Пейзаж передо мной изменился – вместо уходящего вдаль тротуара прочной стенкой встал рынок. Это значит, что я уже близко: рынок – своеобразная опухоль вокзала – где первый, там второй.

Ненавязчивый шелест машин сменился на гулкий говор множества людских голосов, появилась необходимость вертеть телом, чтобы продвигаться вперёд. Справа и слева плотными стенками сдавливали людской поток лавки: боковым зрением я видел проплывающий мимо поток кофт, сапог, нижнего белья (кому придёт в голову покупать его на рынке?), продавцы, сидящие угрюмо и смотрящие в точку, или беседующие с себе подобными, или торгующие: мельком я успевал видеть наклонённые вплотную к покупателям лица, рты, что-то доказывающие до брызг слюны, передающиеся из рук в руки сальные, помятые купюры, потёртые и почерневшие монеты…

Под ногами, куда всё это время была направлена основная сила моего зрения, затёртый до идеально гладкого состояния асфальт рынка сменился на не менее качественно затёртую тысячами ног тротуарную плитку. Стены из лавочек также пропали, а впереди появилось широкое и приземистое здание автостанции, окружённое автобусами. Людской говор же никуда не делся, он лишь усилился и вобрал в себя новые фразы, ненадолго вырывающиеся из общего гула, как рыбы-летяги из водяной массы. Это были крики таксистов, зазывающих народ променять громыхающий и трясущийся ПАЗик на не многим более комфортабельный жигуль.

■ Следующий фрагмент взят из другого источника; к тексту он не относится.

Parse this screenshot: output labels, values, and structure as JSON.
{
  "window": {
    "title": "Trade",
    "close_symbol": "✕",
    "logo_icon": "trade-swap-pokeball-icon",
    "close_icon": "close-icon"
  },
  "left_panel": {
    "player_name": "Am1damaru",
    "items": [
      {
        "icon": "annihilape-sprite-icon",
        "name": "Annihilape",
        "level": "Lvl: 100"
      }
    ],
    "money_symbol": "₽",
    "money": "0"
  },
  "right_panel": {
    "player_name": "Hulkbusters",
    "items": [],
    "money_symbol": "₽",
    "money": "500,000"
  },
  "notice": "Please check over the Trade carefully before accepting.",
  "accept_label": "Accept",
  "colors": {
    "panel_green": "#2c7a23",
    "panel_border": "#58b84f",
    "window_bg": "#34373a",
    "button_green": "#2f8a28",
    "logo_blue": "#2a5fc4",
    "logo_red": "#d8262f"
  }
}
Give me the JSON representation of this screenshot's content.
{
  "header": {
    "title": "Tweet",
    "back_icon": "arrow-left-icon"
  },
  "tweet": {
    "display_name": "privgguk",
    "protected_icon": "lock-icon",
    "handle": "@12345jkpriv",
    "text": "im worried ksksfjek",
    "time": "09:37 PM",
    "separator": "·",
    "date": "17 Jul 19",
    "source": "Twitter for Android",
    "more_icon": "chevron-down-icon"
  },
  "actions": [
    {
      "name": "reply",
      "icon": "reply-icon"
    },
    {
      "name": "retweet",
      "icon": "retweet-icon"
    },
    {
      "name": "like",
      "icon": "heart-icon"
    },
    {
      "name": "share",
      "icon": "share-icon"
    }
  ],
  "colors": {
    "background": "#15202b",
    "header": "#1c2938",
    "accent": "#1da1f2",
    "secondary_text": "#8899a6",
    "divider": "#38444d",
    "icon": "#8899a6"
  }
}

Пройдя некоторое расстояние по ещё более затёртому асфальту, чем на рынке (он был затёрт настолько, что представлял из себя серую массу со вкраплениями камешков, которые некогда были острыми кусками гранита и кремния, но сейчас больше напоминали морскую гальку), мимо небольших ларьков быстрого питания, рядом с которыми так же, как на рынке, теснились люди, за исключением того, что продавцы уже ничего не доказывали покупателям, и даже имели на себе такой атрибут цивилизации, как простая маска (впрочем, сдвинутая ниже подбородка).

Наконец, я попал в место, где мне продадут билет. Это было небольшое, вспомогательное здание, похожее на большой коробок, слепленное на скорую руку чуть поодаль от основного на то время, пока в основном идёт ремонт. И хотя в основном здании не было ничего, кроме пяти касс, а также около двух десятков пластмассовых кресел, расположенных вдоль стен, ремонт там идёт вот уже несколько лет, хотя положительно неясно, что всё это время можно ремонтировать. А может работникам вокзала просто понравился уютный коробок на краю вокзальной площади? Кто знает.

Как бы там ни было, прошмыгнув на входе под прямоугольной аркой из серой пластмассы, которая похожа была на металлодетектор, но никогда не использовалась подобным образом (точнее она не использовалась вообще никаким образом), я попал в просторный зал, в котором, как и в предыдущем, было пять касс и такие же седушки, расположенные вдоль стен.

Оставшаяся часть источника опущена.